# Moss I.D. Please



## HighWater (Sep 15, 2014)

I bought a small chunk of this moss about a year ago from a member here.
I stuck it to a piece of driftwood in one of my tanks and left it. Now a year later it looks like an old Tina Turner wig and it's time to trim it back.
Can anyone tell me what moss it is as I can't remember the name??
Thanks! (sorry for the crappy cell phone pics..... )


----------



## HighWater (Sep 15, 2014)

..........Anyone?


----------



## ArtihC (Feb 9, 2012)

Looks like christmas moss to me


----------



## HighWater (Sep 15, 2014)

ArtihC said:


> Looks like christmas moss to me


Oh great...I had a PM telling me it was either Singapore or Taiwan moss??

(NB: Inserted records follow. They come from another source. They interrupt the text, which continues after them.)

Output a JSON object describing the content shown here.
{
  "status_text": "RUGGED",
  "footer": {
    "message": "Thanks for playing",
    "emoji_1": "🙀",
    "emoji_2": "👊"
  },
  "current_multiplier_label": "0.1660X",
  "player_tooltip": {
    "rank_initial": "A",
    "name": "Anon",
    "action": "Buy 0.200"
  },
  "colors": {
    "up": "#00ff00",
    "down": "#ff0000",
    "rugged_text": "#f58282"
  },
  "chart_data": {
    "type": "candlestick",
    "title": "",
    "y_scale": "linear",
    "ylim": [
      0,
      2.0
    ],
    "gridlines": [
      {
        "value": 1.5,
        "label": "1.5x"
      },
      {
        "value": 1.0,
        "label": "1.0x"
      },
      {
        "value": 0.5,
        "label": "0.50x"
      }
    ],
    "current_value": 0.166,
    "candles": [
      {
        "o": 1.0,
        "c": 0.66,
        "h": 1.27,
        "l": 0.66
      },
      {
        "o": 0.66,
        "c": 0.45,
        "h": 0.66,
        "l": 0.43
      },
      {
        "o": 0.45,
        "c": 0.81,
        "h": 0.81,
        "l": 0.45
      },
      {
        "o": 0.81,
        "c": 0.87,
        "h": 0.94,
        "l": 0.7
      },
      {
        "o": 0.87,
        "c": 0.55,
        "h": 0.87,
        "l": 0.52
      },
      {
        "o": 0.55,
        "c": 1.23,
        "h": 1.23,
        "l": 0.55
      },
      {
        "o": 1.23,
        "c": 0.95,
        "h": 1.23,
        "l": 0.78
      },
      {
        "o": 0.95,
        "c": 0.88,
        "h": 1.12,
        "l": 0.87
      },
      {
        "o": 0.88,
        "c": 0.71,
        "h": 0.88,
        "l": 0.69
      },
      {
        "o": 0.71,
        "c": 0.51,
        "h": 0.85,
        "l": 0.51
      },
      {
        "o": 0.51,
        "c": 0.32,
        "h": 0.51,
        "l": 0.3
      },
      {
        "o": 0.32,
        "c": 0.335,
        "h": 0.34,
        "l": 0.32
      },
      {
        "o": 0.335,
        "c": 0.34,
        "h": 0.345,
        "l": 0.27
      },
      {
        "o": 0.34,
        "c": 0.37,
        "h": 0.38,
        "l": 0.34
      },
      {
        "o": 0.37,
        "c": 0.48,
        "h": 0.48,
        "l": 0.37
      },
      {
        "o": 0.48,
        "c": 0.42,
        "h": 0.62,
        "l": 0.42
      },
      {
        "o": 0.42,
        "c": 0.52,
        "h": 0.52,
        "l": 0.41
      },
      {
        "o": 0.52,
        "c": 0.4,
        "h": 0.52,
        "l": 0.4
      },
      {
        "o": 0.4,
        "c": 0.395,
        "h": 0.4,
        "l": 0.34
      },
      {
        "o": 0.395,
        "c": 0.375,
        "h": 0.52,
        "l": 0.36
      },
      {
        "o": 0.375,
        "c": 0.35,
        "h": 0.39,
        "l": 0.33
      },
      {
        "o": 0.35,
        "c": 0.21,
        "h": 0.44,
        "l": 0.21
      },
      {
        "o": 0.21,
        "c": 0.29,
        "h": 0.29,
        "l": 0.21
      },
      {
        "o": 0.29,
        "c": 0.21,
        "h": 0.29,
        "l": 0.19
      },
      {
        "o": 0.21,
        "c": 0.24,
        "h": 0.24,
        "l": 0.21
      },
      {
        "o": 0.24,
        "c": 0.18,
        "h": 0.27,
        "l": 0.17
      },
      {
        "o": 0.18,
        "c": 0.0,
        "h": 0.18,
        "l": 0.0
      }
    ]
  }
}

Thanks ArtihC! Seems we're narrowing it down anyway
.


----------



## HighWater (Sep 15, 2014)

Nobody here can tell me what it is???
Wow?? What happened to all the aquatic plant experts?


----------



## HighWater (Sep 15, 2014)

WOW??!! Over 130 views and nobody can nail down what moss this is?
Maybe it's rare??


----------



## mitko1994 (Dec 12, 2012)

Just by simply looking at the pics of Taiwan,Singapore and Christmas Moss. Your moss looks a lot like Singapore moss but that's just based on observation. If you can provide a close up pic on a small area it may be easier to identify.


----------